The Quadratic Formula is an essential tool for solving quadratic equations. A quadratic equation is typically in the form: \[ ax^2 + bx + c = 0 \] The formula allows you to find the solutions without factoring or graphing. It is expressed as: \[ x = \frac{-b \pm \sqrt{b^2 - 4ac}}{2a} \]

• \(a\), \(b\), and \(c\) are coefficients from the quadratic equation.
• The \(\pm\) symbol means there are typically two solutions.
• The term \(b^2 - 4ac\) is called the discriminant.

In our exercise, we substituted \(a = 1\), \(b = -10\), and \(c = 22\) into the formula:\[x = \frac{-(-10) \pm \sqrt{(-10)^2 - 4 \times 1 \times 22}}{2 \times 1}\]The results are \(x = 5 + \sqrt{3}\) and \(x = 5 - \sqrt{3}\). These are the solutions of the equation.

Before using the Quadratic Formula, it's crucial to identify the coefficients correctly. In any quadratic equation, the coefficients \(a\), \(b\), and \(c\) correspond to specific terms:

• \(a\) is the coefficient of \(x^2\).
• \(b\) is the coefficient of \(x\).
• \(c\) is the constant term.

In our example eqution: \[x^2 - 10x + 22 = 0\]we find:

• \(a = 1\) because it's the coefficient of \(x^2\).
• \(b = -10\) comes from the \(x\) term.
• \(c = 22\) as the constant term.

Understanding which numbers correspond to \(a\), \(b\), and \(c\) is essential for correctly using the Quadratic Formula.

Graphical verification provides a visual way to confirm the solutions you found algebraically. Once you have your solutions from the Quadratic Formula, you can use graphing software or a calculator:

• Plot the quadratic equation as \(y = x^2 - 10x + 22\).
• Check where the parabola crosses the x-axis.

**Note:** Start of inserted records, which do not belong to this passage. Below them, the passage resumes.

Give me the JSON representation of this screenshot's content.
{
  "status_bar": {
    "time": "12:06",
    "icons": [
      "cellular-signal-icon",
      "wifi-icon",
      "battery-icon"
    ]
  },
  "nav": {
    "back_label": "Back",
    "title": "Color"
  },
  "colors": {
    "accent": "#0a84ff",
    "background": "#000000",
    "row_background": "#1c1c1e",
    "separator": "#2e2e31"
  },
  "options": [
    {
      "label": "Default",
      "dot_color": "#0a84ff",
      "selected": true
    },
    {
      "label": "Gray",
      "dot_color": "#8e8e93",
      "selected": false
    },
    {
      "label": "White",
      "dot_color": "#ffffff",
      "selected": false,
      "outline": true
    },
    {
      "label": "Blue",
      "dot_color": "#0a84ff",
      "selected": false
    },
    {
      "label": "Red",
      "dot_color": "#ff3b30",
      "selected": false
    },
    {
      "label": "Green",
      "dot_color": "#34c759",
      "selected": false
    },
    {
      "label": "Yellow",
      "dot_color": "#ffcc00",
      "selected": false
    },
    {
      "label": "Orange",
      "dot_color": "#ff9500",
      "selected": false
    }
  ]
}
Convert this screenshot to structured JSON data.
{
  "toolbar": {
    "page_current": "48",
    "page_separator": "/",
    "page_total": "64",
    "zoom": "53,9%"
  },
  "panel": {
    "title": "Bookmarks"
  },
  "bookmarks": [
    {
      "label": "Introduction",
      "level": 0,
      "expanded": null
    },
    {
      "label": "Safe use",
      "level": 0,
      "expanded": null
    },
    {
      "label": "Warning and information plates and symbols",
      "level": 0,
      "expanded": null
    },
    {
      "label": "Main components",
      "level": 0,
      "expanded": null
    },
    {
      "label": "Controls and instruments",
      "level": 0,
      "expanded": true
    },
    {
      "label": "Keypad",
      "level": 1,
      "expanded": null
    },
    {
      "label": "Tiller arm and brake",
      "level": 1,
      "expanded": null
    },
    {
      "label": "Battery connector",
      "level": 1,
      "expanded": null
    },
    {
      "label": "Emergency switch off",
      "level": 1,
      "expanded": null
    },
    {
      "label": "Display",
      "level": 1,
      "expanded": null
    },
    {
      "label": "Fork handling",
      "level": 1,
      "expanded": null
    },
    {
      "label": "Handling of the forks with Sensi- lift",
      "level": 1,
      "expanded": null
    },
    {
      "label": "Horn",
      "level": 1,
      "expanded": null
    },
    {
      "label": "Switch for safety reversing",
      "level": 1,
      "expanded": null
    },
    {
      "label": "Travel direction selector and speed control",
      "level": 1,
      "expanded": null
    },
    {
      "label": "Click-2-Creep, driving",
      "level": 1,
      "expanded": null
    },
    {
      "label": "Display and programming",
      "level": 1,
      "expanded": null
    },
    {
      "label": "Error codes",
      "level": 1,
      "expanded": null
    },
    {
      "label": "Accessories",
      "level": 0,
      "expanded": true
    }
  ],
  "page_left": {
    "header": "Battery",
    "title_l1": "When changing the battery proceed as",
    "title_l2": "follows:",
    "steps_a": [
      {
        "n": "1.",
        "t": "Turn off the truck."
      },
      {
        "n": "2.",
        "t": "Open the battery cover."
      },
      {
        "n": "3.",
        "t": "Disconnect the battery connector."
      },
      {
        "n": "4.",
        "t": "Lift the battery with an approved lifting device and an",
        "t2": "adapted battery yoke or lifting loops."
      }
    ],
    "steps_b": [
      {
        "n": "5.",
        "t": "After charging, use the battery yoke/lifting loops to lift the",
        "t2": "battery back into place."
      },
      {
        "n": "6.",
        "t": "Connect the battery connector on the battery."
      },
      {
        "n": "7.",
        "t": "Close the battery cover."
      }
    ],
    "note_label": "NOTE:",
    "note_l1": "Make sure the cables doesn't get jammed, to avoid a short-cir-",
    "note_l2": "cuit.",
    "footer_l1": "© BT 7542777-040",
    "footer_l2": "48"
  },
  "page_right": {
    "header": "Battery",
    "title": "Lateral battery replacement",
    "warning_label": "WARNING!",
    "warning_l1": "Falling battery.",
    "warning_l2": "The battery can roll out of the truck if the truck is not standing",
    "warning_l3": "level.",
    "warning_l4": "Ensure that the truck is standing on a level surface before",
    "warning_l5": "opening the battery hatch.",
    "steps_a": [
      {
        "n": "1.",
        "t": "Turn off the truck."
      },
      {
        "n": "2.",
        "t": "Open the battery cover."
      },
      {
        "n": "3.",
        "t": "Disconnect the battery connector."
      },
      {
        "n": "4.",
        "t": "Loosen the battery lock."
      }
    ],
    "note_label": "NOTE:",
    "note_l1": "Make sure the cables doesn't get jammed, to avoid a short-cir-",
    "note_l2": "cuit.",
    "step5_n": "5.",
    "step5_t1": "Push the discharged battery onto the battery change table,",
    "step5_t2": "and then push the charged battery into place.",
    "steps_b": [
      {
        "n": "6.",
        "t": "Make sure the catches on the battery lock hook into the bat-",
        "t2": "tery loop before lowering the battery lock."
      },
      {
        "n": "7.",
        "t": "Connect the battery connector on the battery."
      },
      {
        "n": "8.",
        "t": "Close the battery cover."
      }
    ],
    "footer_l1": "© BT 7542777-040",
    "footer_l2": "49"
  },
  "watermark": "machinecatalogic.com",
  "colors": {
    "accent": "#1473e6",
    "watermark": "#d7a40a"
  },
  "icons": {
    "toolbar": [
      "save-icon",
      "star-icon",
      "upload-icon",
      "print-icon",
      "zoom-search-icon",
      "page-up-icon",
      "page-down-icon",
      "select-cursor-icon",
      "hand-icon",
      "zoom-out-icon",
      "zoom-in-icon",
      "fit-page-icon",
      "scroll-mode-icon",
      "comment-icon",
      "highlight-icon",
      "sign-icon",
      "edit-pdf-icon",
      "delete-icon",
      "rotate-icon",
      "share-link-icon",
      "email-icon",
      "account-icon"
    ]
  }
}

The x-intercepts are the solutions to the equation. For our equation:

• The graph should intersect the x-axis at \(x = 5 + \sqrt{3}\) and \(x = 5 - \sqrt{3}\).
• If it does, your solutions are verified.

Seeing the parabola intersect at the calculated points confirms that your algebraic solutions are correct.